ROCm Compute Profiler makes available an extensive list of metrics to better understand achieved application performance on RDNA3.5 architecture based AMD Ryzen™ APUs like AMD Ryzen AI Max Series - Strix Halo (gfx1151).

To best use profiling data, it’s important to understand the role of various hardware blocks of AMD RDNA3 architecture. Refer to the following top-level block diagram to understand the hardware blocks of RDNA3 architecture.

AMD RDNA3 generation series block diagram — host CPU, system and device memory, memory controller, L2/L1 caches, global data share, command processors, ultra-threaded dispatch, and processor array of WGPs with CUs, LDS, instruction and constant caches

For more details on AMD RDNA3 architecture, see page 5 of RDNA3 shader instruction set architecture.

Note

ROCm Compute Profiler includes analysis panels targeting RDNA3.5 parts reporting as gfx1151 — for example, integrated graphics on AMD Ryzen AI Max Series - Strix Halo processors.

Memory hierarchy in the tool#

For gfx1151, the Memory Chart panel walks the path from instruction and scalar paths, TCP (GL0), LDS, interfaces to GL1C, GL2C, and GCEA toward system memory.

Workgroups and execution#

RDNA3 architecture based APUs organize compute around Workgroup Processors (WGPs) and Compute Units (CUs). Wavefronts are typically wave32-oriented in this configuration. The Workgroup processor (WGP), Shader Processor Input (SPI), and Command Processor Compute (CPC) panels in gfx1151 expose the dispatch, occupancy, and command-processor side metrics that complement the Instinct/CDNA Compute unit page, which uses terminology such as CU and Shader Engines (SE).

Hardware block chapters#

The RDNA3.5 architecture based metrics tables are categorized by the following blocks.
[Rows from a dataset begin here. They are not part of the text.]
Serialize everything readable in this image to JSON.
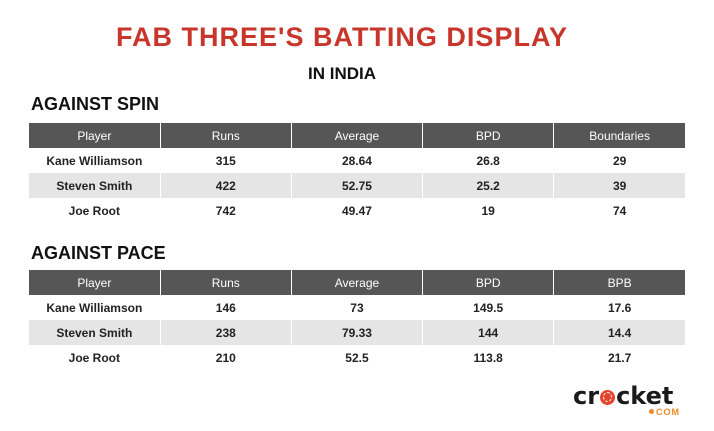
{
  "title": "FAB THREE'S BATTING DISPLAY",
  "subtitle": "IN INDIA",
  "spin": {
    "heading": "AGAINST SPIN",
    "columns": [
      "Player",
      "Runs",
      "Average",
      "BPD",
      "Boundaries"
    ],
    "rows": [
      [
        "Kane Williamson",
        "315",
        "28.64",
        "26.8",
        "29"
      ],
      [
        "Steven Smith",
        "422",
        "52.75",
        "25.2",
        "39"
      ],
      [
        "Joe Root",
        "742",
        "49.47",
        "19",
        "74"
      ]
    ]
  },
  "pace": {
    "heading": "AGAINST PACE",
    "columns": [
      "Player",
      "Runs",
      "Average",
      "BPD",
      "BPB"
    ],
    "rows": [
      [
        "Kane Williamson",
        "146",
        "73",
        "149.5",
        "17.6"
      ],
      [
        "Steven Smith",
        "238",
        "79.33",
        "144",
        "14.4"
      ],
      [
        "Joe Root",
        "210",
        "52.5",
        "113.8",
        "21.7"
      ]
    ]
  },
  "logo": {
    "word_start": "cr",
    "word_end": "cket",
    "suffix": "COM",
    "ball_color": "#e3452f",
    "accent_color": "#f08a24"
  }
}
Profiler concepts for RDNA use APU naming (such as, WGP, GL1/GL2) and embed the RDNA3.5 (gfx1151) metric tables under each block:

  • System Speed-of-Light — SoL table for gfx1151. It uses the same metric keys as the analysis panel.

  • Workgroup processor (WGP) — Roofline, WGP utilization, waves, instruction mix, WGP instruction and data caches.

  • GL0 — TCP (GL0): Panel tables and Memory Chart rows through TCP-GL1.

  • GL1 — GL1C: Panel tables and Memory Chart GL1C Cache.

  • GL2 — GL2C, GCEA / DRAM / arbiter, and related panel metrics.

  • Shader engine — GRBM GPU/SE utilization and SPI dispatch statistics.

  • Command processor (CP) — CPC / Micro Engine (ME) metrics (same role as CDNA CP, different tab layout in gfx1151).

  • References — Public references and link to Instinct citations.

Note

ROCm Compute Profiler currently has limited support for WMMA on Strix Halo.